UFC on Fox 5: Love Rory MacDonald or Hate Him, He Couldn't Care Less
Rory MacDonald would like all the fans that showered him with boos on Saturday night as he put a beating on BJ Penn to know one thing—he doesn’t care about your opinion.
As for those who cheer him on, well, the acknowledgement is most likely appreciated, but it’s not something the rising star of the UFC’s welterweight division is all that concerned about.
After sending Penn to the hospital, MacDonald appeared at the UFC on Fox 5 post-fight press conference nattily attired and looking all business. If it wasn’t for the slight bruising on his face, you would never guess that the 23-year-old Canadian punches people in the face for a living. But that he does, and it’s something he does very well, better than most, actually.
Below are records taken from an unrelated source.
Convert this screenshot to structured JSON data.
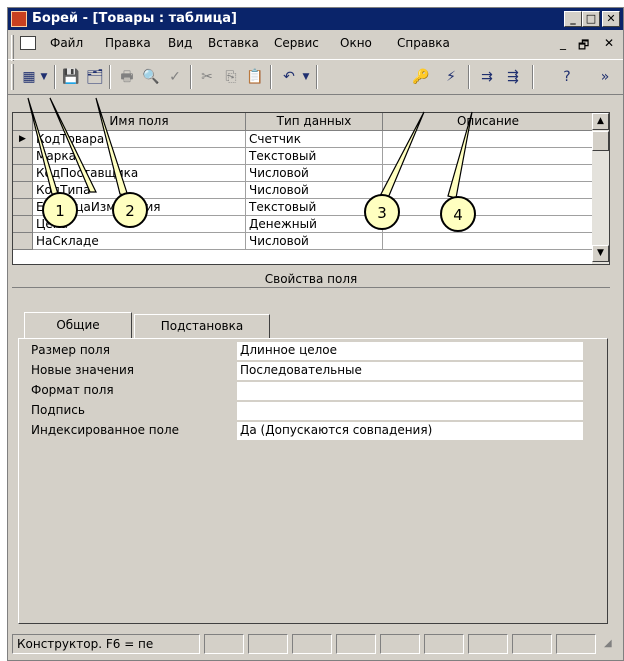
{
  "window": {
    "title": "Борей - [Товары : таблица]",
    "controls": {
      "minimize": "_",
      "maximize": "□",
      "close": "✕"
    }
  },
  "menu": {
    "items": [
      "Файл",
      "Правка",
      "Вид",
      "Вставка",
      "Сервис",
      "Окно",
      "Справка"
    ],
    "doc_min": "_",
    "doc_restore": "🗗",
    "doc_close": "✕"
  },
  "grid": {
    "headers": {
      "name": "Имя поля",
      "type": "Тип данных",
      "desc": "Описание"
    },
    "rows": [
      {
        "name": "КодТовара",
        "type": "Счетчик"
      },
      {
        "name": "Марка",
        "type": "Текстовый"
      },
      {
        "name": "КодПоставщика",
        "type": "Числовой"
      },
      {
        "name": "КодТипа",
        "type": "Числовой"
      },
      {
        "name": "ЕдиницаИзмерения",
        "type": "Текстовый"
      },
      {
        "name": "Цена",
        "type": "Денежный"
      },
      {
        "name": "НаСкладе",
        "type": "Числовой"
      }
    ],
    "current_row_marker": "▶"
  },
  "properties": {
    "title": "Свойства поля",
    "tabs": [
      "Общие",
      "Подстановка"
    ],
    "fields": [
      {
        "label": "Размер поля",
        "value": "Длинное целое"
      },
      {
        "label": "Новые значения",
        "value": "Последовательные"
      },
      {
        "label": "Формат поля",
        "value": ""
      },
      {
        "label": "Подпись",
        "value": ""
      },
      {
        "label": "Индексированное поле",
        "value": "Да (Допускаются совпадения)"
      }
    ]
  },
  "status": {
    "text": "Конструктор.  F6 = пе"
  },
  "callouts": [
    "1",
    "2",
    "3",
    "4"
  ]
}
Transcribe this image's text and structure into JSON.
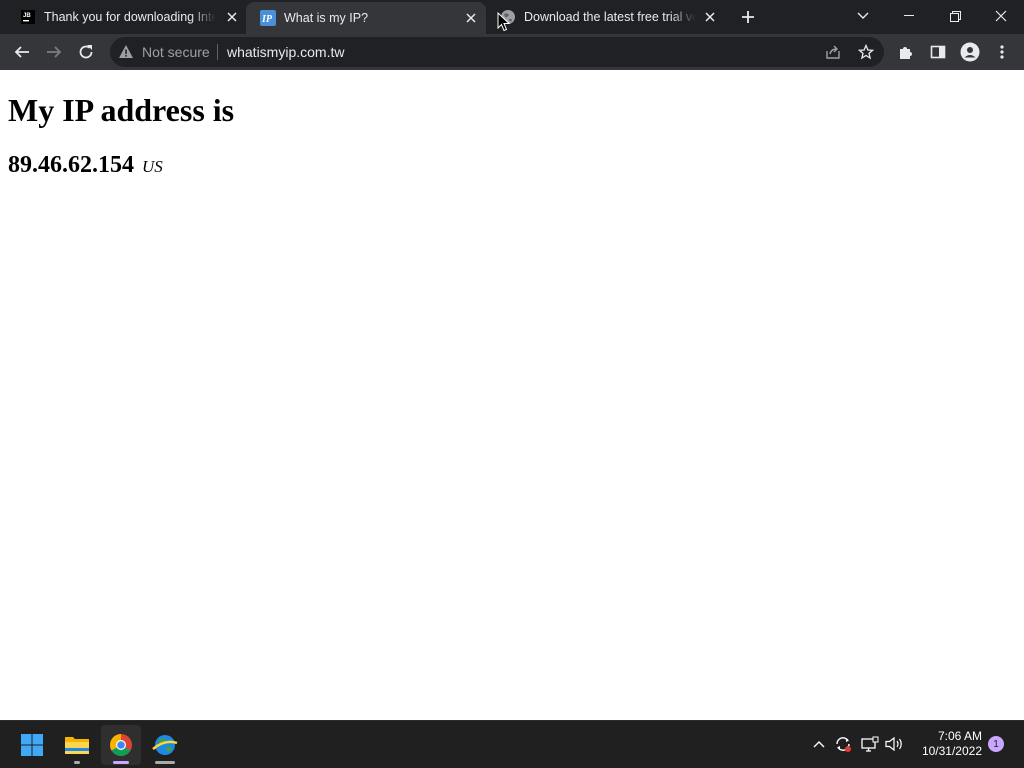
{
  "browser": {
    "tabs": [
      {
        "title": "Thank you for downloading IntelliJ IDEA",
        "favicon": "jetbrains-icon",
        "active": false
      },
      {
        "title": "What is my IP?",
        "favicon": "ip-icon",
        "active": true
      },
      {
        "title": "Download the latest free trial version",
        "favicon": "globe-icon",
        "active": false
      }
    ],
    "security_label": "Not secure",
    "url": "whatismyip.com.tw"
  },
  "page": {
    "heading": "My IP address is",
    "ip": "89.46.62.154",
    "country": "US"
  },
  "taskbar": {
    "apps": [
      "windows-start-icon",
      "file-explorer-icon",
      "chrome-icon",
      "network-globe-icon"
    ],
    "time": "7:06 AM",
    "date": "10/31/2022",
    "notification_count": "1"
  },
  "colors": {
    "titlebar": "#202124",
    "toolbar": "#35363a",
    "omnibox": "#202124",
    "taskbar": "#202020",
    "accent": "#c9a6ff"
  }
}
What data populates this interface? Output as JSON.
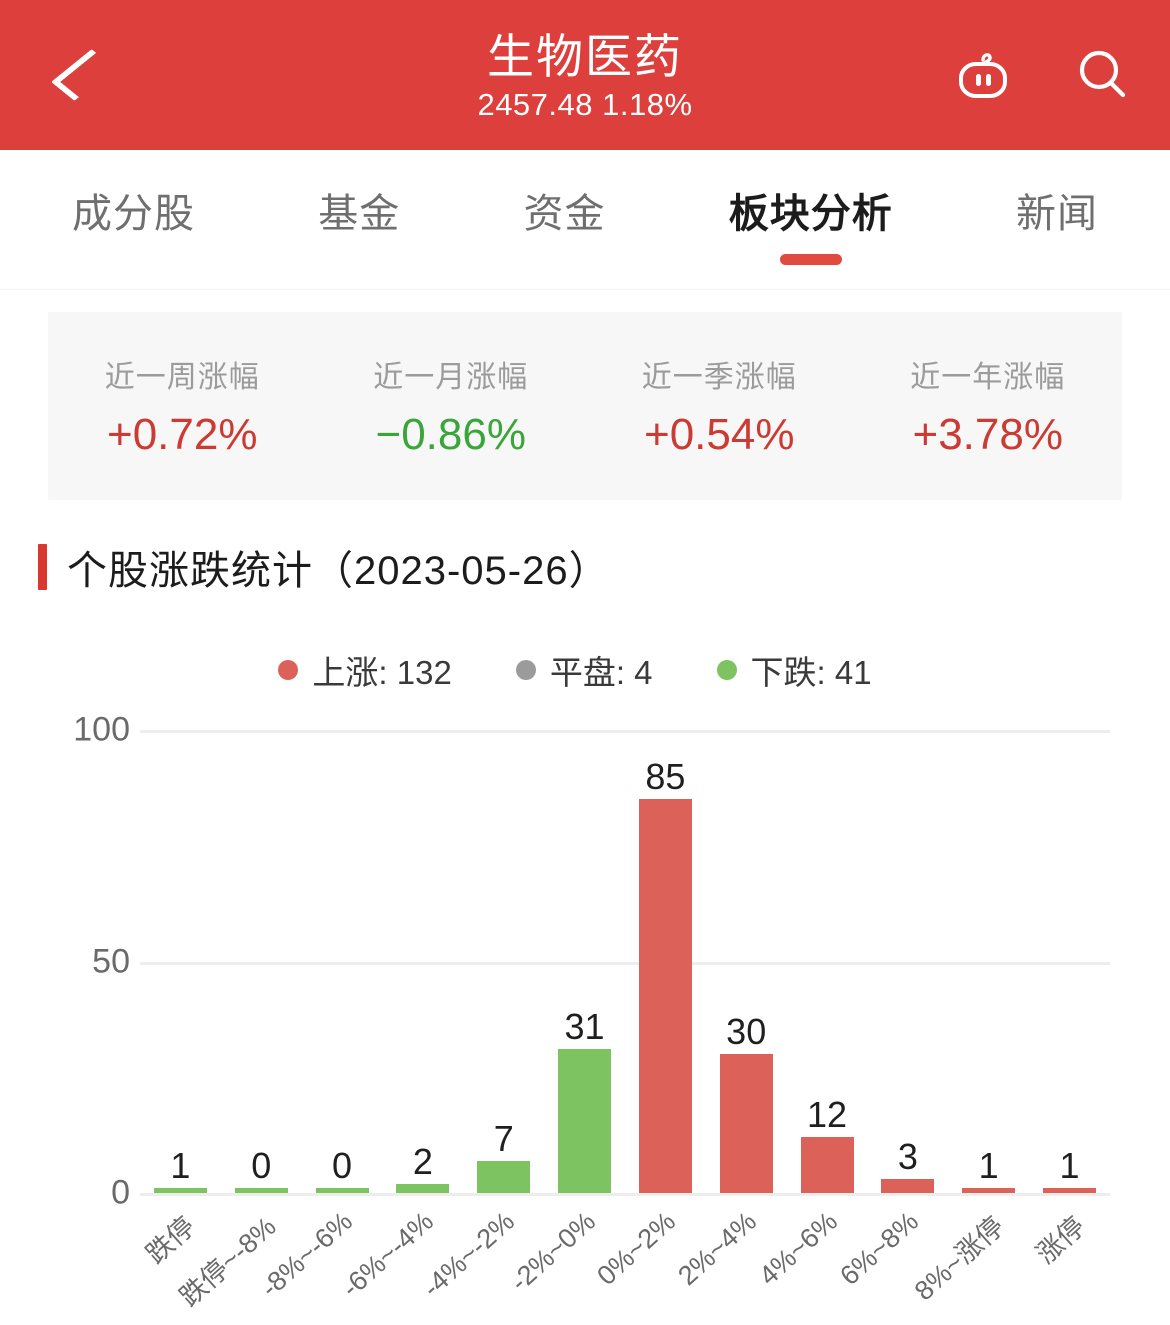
{
  "header": {
    "title": "生物医药",
    "subtitle": "2457.48 1.18%",
    "back_icon": "chevron-left-icon",
    "robot_icon": "robot-icon",
    "search_icon": "search-icon",
    "background_color": "#dc3f3c"
  },
  "tabs": [
    {
      "label": "成分股",
      "active": false
    },
    {
      "label": "基金",
      "active": false
    },
    {
      "label": "资金",
      "active": false
    },
    {
      "label": "板块分析",
      "active": true
    },
    {
      "label": "新闻",
      "active": false
    }
  ],
  "stats": [
    {
      "label": "近一周涨幅",
      "value": "+0.72%",
      "direction": "up"
    },
    {
      "label": "近一月涨幅",
      "value": "−0.86%",
      "direction": "down"
    },
    {
      "label": "近一季涨幅",
      "value": "+0.54%",
      "direction": "up"
    },
    {
      "label": "近一年涨幅",
      "value": "+3.78%",
      "direction": "up"
    }
  ],
  "section": {
    "title": "个股涨跌统计（2023-05-26）"
  },
  "colors": {
    "up_red": "#dc6259",
    "flat_gray": "#9b9b9b",
    "down_green": "#7dc361",
    "accent": "#d8382f",
    "grid": "#ededed"
  },
  "chart_data": {
    "type": "bar",
    "title": "个股涨跌统计（2023-05-26）",
    "xlabel": "",
    "ylabel": "",
    "ylim": [
      0,
      100
    ],
    "yticks": [
      0,
      50,
      100
    ],
    "grid": true,
    "legend_position": "top-center",
    "legend": [
      {
        "name": "上涨",
        "value": 132,
        "color": "#dc6259"
      },
      {
        "name": "平盘",
        "value": 4,
        "color": "#9b9b9b"
      },
      {
        "name": "下跌",
        "value": 41,
        "color": "#7dc361"
      }
    ],
    "categories": [
      "跌停",
      "跌停~-8%",
      "-8%~-6%",
      "-6%~-4%",
      "-4%~-2%",
      "-2%~0%",
      "0%~2%",
      "2%~4%",
      "4%~6%",
      "6%~8%",
      "8%~涨停",
      "涨停"
    ],
    "values": [
      1,
      0,
      0,
      2,
      7,
      31,
      85,
      30,
      12,
      3,
      1,
      1
    ],
    "bar_colors": [
      "#7dc361",
      "#7dc361",
      "#7dc361",
      "#7dc361",
      "#7dc361",
      "#7dc361",
      "#dc6259",
      "#dc6259",
      "#dc6259",
      "#dc6259",
      "#dc6259",
      "#dc6259"
    ]
  }
}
However, if you think he’s doing that work for anything other than the love of the sport, you’d be wrong.
People could love me or hate me. I fight for myself because I love it. I don’t care (about people booing). As long as I fight well, and I think I did, if they don’t like me, I can’t do anything about it. I just have to be me.
MacDonald’s stance is refreshing. The sport of mixed martial arts has its fair share of fighters who seem to have some odd desire to be loved and accepted by those that fork over the cash to see them compete. MacDonald isn’t one of those people. Take him or leave him, he couldn’t care less.
In some respects, MacDonald seems to be headed down the same path that UFC light heavyweight champion Jon Jones took, but without the public relations mishaps or attempting to be someone other than himself.
He’s a young guy rolling through his weight division with a steely focus on being the best fighter he can be, and he’s not afraid to vocalize those goals. And just like Jones, MacDonald is going to pick up his fair share of detractors as he moves toward realizing his goals.
Where the two differ is that, for a time, Jones tried to appease those detractors, something that only resulted in many calling the young champion a fake and a fraud. MacDonald isn’t making that same mistake; his focus isn’t on anything but continuous improvement, moving toward a goal of being the best fighter he can be. Doing his job in a ruthless and efficient manner. Stacking bodies like cordwood on his way to a UFC title.
MacDonald’s no-nonsense attitude may rub some fans the wrong way, and it could result in some sort of backlash against him as a person, but the odds are that he won’t notice that at all, not as long as he keeps improving as a fighter.